Absolutely not. The awarding of the 2023 Fifa Women’s World Cup to New Zealand and Australia must be greeted with a glorious sense of delight and anticipation.
This is big, mega big, so big we can forgo the usual scepticism about outlandish viewing figures and economic impact and global attention being on New Zealand and just accept its, well, big-ness.
More than one billion viewers watched the most recent tournament in France, an astonishing number that places the women’s world cup in elite territory alongside its men’s equivalent and the Olympic Games.
Those viewers will see images of stadiums and scenery from five New Zealand cities, including Dunedin, so it is a priceless opportunity to show off to the world and, hopefully, entice visitors here with (fingers crossed) the Covid-19 pandemic being a distant memory.
Government predictions for the tournament, which expands from 24 to 32 teams, opening a path for thousands more members of the football community and supporters to travel here, are that it will pump $180million into the New Zealand economy.
That is the business side of the tournament. Equally exciting is the sporting side, and the chance to make this an occasion that transforms New Zealand football and women’s sport in general.
How exciting to hear the prediction that women’s and girls’ football in New Zealand — participation numbers sit at about 30,000 now — could double.
Football South chief executive Chris Wright summed it up nicely when he said the world cup would "boost participation, but will also drive equality, diversity and inspire more female leaders to be an active part of the game."
In the Guardian newspaper, Samantha Lewis wrote that the successful joint bid from the Pacific neighbours — this will be the first women’s world cup to be held in the southern hemisphere, and the first to be hosted across confederations — had "emphasised football’s most profound offering: unity."
The joint bid, operating under the "As One" banner, highlighted "the role football can and must play in picking up the shattered pieces of our post-Covid world; recognising football’s responsibility not just to itself but to the rest of society," Lewis continued.
We can be confident New Zealand, which has already hosted two Fifa men’s tournaments, will do a good job of hosting the senior women’s event, and we can be especially certain Dunedin’s stadium will play its part.
The country gets some practice next year when it hosts the best female cricketers and rugby players during their respective world cups. Then, in 2023, the world will really be watching.
AND ANOTHER THING
At its heart, there is something rather beautiful about First XV rugby, soaked as it is in tradition and spirit and romance and competitive spirit.
When it involves two teams of fine young men (young women now, too) playing their hearts out for each other and their school, winning with class and losing with grace, there is almost nothing else like it in sport.
When it involves utter stupidity, potentially criminal acts and thuggishness in the name of rivalry? Then we have a problem.
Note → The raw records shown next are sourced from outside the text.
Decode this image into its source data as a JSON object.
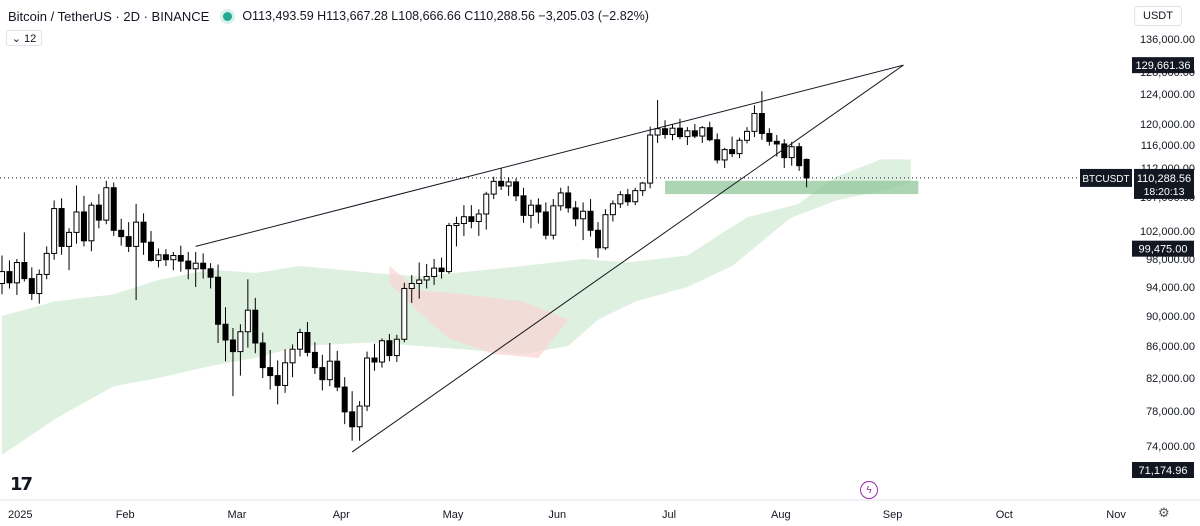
{
  "header": {
    "symbol": "Bitcoin / TetherUS · 2D · BINANCE",
    "ohlc": "O113,493.59 H113,667.28 L108,666.66 C110,288.56 −3,205.03 (−2.82%)",
    "indicator_badge": "⌄ 12",
    "currency_button": "USDT"
  },
  "colors": {
    "up_candle": "#ffffff",
    "down_candle": "#000000",
    "cloud_bull": "#c8e6c9",
    "cloud_bear": "#fbd3d3",
    "support_zone": "#8fc79a",
    "live_dot": "#22ab94",
    "event_icon": "#9c27b0"
  },
  "icons": [
    "tradingview-logo-icon",
    "settings-gear-icon",
    "flash-event-icon"
  ],
  "chart_data": {
    "type": "candlestick",
    "x_ticks": [
      "2025",
      "Feb",
      "Mar",
      "Apr",
      "May",
      "Jun",
      "Jul",
      "Aug",
      "Sep",
      "Oct",
      "Nov"
    ],
    "y_ticks": [
      "136,000.00",
      "128,000.00",
      "124,000.00",
      "120,000.00",
      "116,000.00",
      "112,000.00",
      "107,000.00",
      "102,000.00",
      "98,000.00",
      "94,000.00",
      "90,000.00",
      "86,000.00",
      "82,000.00",
      "78,000.00",
      "74,000.00"
    ],
    "y_ticks_values": [
      136000,
      128000,
      124000,
      120000,
      116000,
      112000,
      107000,
      102000,
      98000,
      94000,
      90000,
      86000,
      82000,
      78000,
      74000
    ],
    "ylim": [
      70000,
      138000
    ],
    "price_labels": [
      {
        "text": "129,661.36",
        "value": 129661.36
      },
      {
        "text": "99,475.00",
        "value": 99475
      },
      {
        "text": "71,174.96",
        "value": 71174.96
      }
    ],
    "last_price": {
      "symbol": "BTCUSDT",
      "value_text": "110,288.56",
      "countdown": "18:20:13",
      "value": 110288.56
    },
    "candles": [
      [
        94500,
        98500,
        93000,
        96200
      ],
      [
        96200,
        97800,
        93800,
        94600
      ],
      [
        94600,
        98000,
        92900,
        97500
      ],
      [
        97500,
        101800,
        94800,
        95200
      ],
      [
        95200,
        96800,
        92200,
        93100
      ],
      [
        93100,
        96500,
        91700,
        95800
      ],
      [
        95800,
        99800,
        95100,
        98800
      ],
      [
        98800,
        106500,
        97900,
        105300
      ],
      [
        105300,
        106800,
        98600,
        99800
      ],
      [
        99800,
        102400,
        96400,
        101800
      ],
      [
        101800,
        109000,
        100200,
        104800
      ],
      [
        104800,
        107200,
        99800,
        100600
      ],
      [
        100600,
        106200,
        99100,
        105800
      ],
      [
        105800,
        107500,
        102400,
        103600
      ],
      [
        103600,
        109800,
        103000,
        108600
      ],
      [
        108600,
        109500,
        101300,
        102100
      ],
      [
        102100,
        103800,
        99900,
        101200
      ],
      [
        101200,
        103300,
        99000,
        99800
      ],
      [
        99800,
        106000,
        92200,
        103300
      ],
      [
        103300,
        104600,
        98600,
        100400
      ],
      [
        100400,
        102000,
        97600,
        97800
      ],
      [
        97800,
        99500,
        96800,
        98600
      ],
      [
        98600,
        99400,
        97000,
        97900
      ],
      [
        97900,
        99000,
        96400,
        98500
      ],
      [
        98500,
        99900,
        96200,
        97700
      ],
      [
        97700,
        99000,
        95100,
        96600
      ],
      [
        96600,
        99000,
        94000,
        97400
      ],
      [
        97400,
        98800,
        95200,
        96600
      ],
      [
        96600,
        97400,
        93800,
        95400
      ],
      [
        95400,
        97200,
        86400,
        88900
      ],
      [
        88900,
        91200,
        84100,
        86800
      ],
      [
        86800,
        88400,
        79800,
        85300
      ],
      [
        85300,
        88900,
        82300,
        87900
      ],
      [
        87900,
        95100,
        85800,
        90800
      ],
      [
        90800,
        92500,
        85100,
        86400
      ],
      [
        86400,
        87800,
        82000,
        83300
      ],
      [
        83300,
        85500,
        80600,
        82300
      ],
      [
        82300,
        84200,
        78800,
        81100
      ],
      [
        81100,
        85600,
        80200,
        83900
      ],
      [
        83900,
        86200,
        82100,
        85600
      ],
      [
        85600,
        88300,
        84700,
        87800
      ],
      [
        87800,
        89200,
        84700,
        85200
      ],
      [
        85200,
        86500,
        82500,
        83300
      ],
      [
        83300,
        84900,
        80500,
        81800
      ],
      [
        81800,
        86400,
        81000,
        84100
      ],
      [
        84100,
        85400,
        80400,
        80900
      ],
      [
        80900,
        82100,
        76500,
        77900
      ],
      [
        77900,
        80400,
        74600,
        76200
      ],
      [
        76200,
        79200,
        74600,
        78600
      ],
      [
        78600,
        85300,
        78000,
        84500
      ],
      [
        84500,
        86300,
        82900,
        84000
      ],
      [
        84000,
        87000,
        83300,
        86700
      ],
      [
        86700,
        87600,
        84100,
        84800
      ],
      [
        84800,
        87500,
        84000,
        86900
      ],
      [
        86900,
        94600,
        86500,
        93800
      ],
      [
        93800,
        95700,
        91800,
        94500
      ],
      [
        94500,
        97500,
        92400,
        95000
      ],
      [
        95000,
        97300,
        93800,
        95500
      ],
      [
        95500,
        98000,
        94300,
        96700
      ],
      [
        96700,
        98200,
        95200,
        96200
      ],
      [
        96200,
        103200,
        95900,
        102800
      ],
      [
        102800,
        104100,
        99800,
        103100
      ],
      [
        103100,
        105800,
        101300,
        104100
      ],
      [
        104100,
        105800,
        102400,
        103400
      ],
      [
        103400,
        105200,
        101300,
        104500
      ],
      [
        104500,
        107900,
        102200,
        107500
      ],
      [
        107500,
        110500,
        106700,
        109700
      ],
      [
        109700,
        112000,
        108200,
        108900
      ],
      [
        108900,
        110400,
        107200,
        109600
      ],
      [
        109600,
        110200,
        106400,
        107200
      ],
      [
        107200,
        108600,
        103200,
        104300
      ],
      [
        104300,
        106600,
        102400,
        105800
      ],
      [
        105800,
        106800,
        103100,
        104800
      ],
      [
        104800,
        106200,
        100800,
        101400
      ],
      [
        101400,
        106700,
        100800,
        105700
      ],
      [
        105700,
        108600,
        105000,
        107700
      ],
      [
        107700,
        108900,
        104700,
        105400
      ],
      [
        105400,
        106400,
        102700,
        103800
      ],
      [
        103800,
        106200,
        100700,
        104900
      ],
      [
        104900,
        106700,
        101200,
        102100
      ],
      [
        102100,
        103300,
        98200,
        99600
      ],
      [
        99600,
        105200,
        99300,
        104400
      ],
      [
        104400,
        106500,
        103400,
        106000
      ],
      [
        106000,
        108000,
        105400,
        107400
      ],
      [
        107400,
        108400,
        105700,
        106300
      ],
      [
        106300,
        108600,
        105800,
        108100
      ],
      [
        108100,
        109600,
        107200,
        109400
      ],
      [
        109400,
        119500,
        108500,
        117900
      ],
      [
        117900,
        123200,
        116400,
        119100
      ],
      [
        119100,
        120500,
        117200,
        118000
      ],
      [
        118000,
        119900,
        116900,
        119200
      ],
      [
        119200,
        120700,
        117100,
        117600
      ],
      [
        117600,
        119400,
        116000,
        118700
      ],
      [
        118700,
        120000,
        117300,
        117700
      ],
      [
        117700,
        119600,
        116400,
        119300
      ],
      [
        119300,
        120300,
        116700,
        117000
      ],
      [
        117000,
        118200,
        112800,
        113400
      ],
      [
        113400,
        115500,
        112000,
        115200
      ],
      [
        115200,
        117600,
        113900,
        114500
      ],
      [
        114500,
        117400,
        113700,
        116900
      ],
      [
        116900,
        119400,
        116300,
        118600
      ],
      [
        118600,
        122500,
        117500,
        121400
      ],
      [
        121400,
        124500,
        117000,
        118200
      ],
      [
        118200,
        119200,
        115900,
        116700
      ],
      [
        116700,
        117900,
        114000,
        116200
      ],
      [
        116200,
        117100,
        112000,
        113800
      ],
      [
        113800,
        116600,
        112400,
        115700
      ],
      [
        115700,
        116400,
        111500,
        112400
      ],
      [
        113493.59,
        113667.28,
        108666.66,
        110288.56
      ]
    ],
    "cloud_a": [
      [
        0,
        90000
      ],
      [
        7,
        92000
      ],
      [
        15,
        93000
      ],
      [
        21,
        95000
      ],
      [
        28,
        96500
      ],
      [
        34,
        96000
      ],
      [
        40,
        97000
      ],
      [
        50,
        96000
      ],
      [
        56,
        95500
      ],
      [
        70,
        97000
      ],
      [
        78,
        98000
      ],
      [
        84,
        97500
      ],
      [
        92,
        98500
      ],
      [
        100,
        104000
      ],
      [
        107,
        106000
      ],
      [
        112,
        110500
      ],
      [
        118,
        113500
      ],
      [
        122,
        113500
      ]
    ],
    "cloud_b": [
      [
        0,
        73000
      ],
      [
        7,
        77000
      ],
      [
        15,
        81000
      ],
      [
        21,
        82000
      ],
      [
        28,
        83500
      ],
      [
        34,
        84500
      ],
      [
        40,
        86000
      ],
      [
        50,
        86500
      ],
      [
        56,
        86000
      ],
      [
        70,
        85000
      ],
      [
        76,
        86000
      ],
      [
        80,
        89500
      ],
      [
        85,
        92000
      ],
      [
        92,
        94000
      ],
      [
        98,
        97000
      ],
      [
        106,
        104000
      ],
      [
        112,
        106500
      ],
      [
        118,
        108000
      ],
      [
        122,
        109500
      ]
    ],
    "trendlines": [
      {
        "from": [
          26,
          99800
        ],
        "to": [
          121,
          129661
        ]
      },
      {
        "from": [
          47,
          73300
        ],
        "to": [
          121,
          129661
        ]
      }
    ],
    "support_zone": {
      "x_from": 89,
      "x_to": 123,
      "y_from": 107500,
      "y_to": 109800
    },
    "x_label_positions": {
      "2025": 0,
      "Feb": 16,
      "Mar": 31,
      "Apr": 45,
      "May": 60,
      "Jun": 74,
      "Jul": 89,
      "Aug": 104,
      "Sep": 119,
      "Oct": 134,
      "Nov": 149
    }
  }
}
It was disheartening to hear a gang of former Waitaki Boys’ High School pupils had rampaged through the grounds of fellow Oamaru school St Kevin’s College, hospitalising a man and "traumatising" families that live on campus, in some sort of moronic hazing attempt ahead of Friday’s popular Blood Match.
We applaud the comments from the respective school rectors, both of whom made it clear the future of the annual fixture was endangered by such events.
The game itself is a marvellous occasion for the whole North Otago community. But if it is unable to be held without off-field chaos, something needs to change.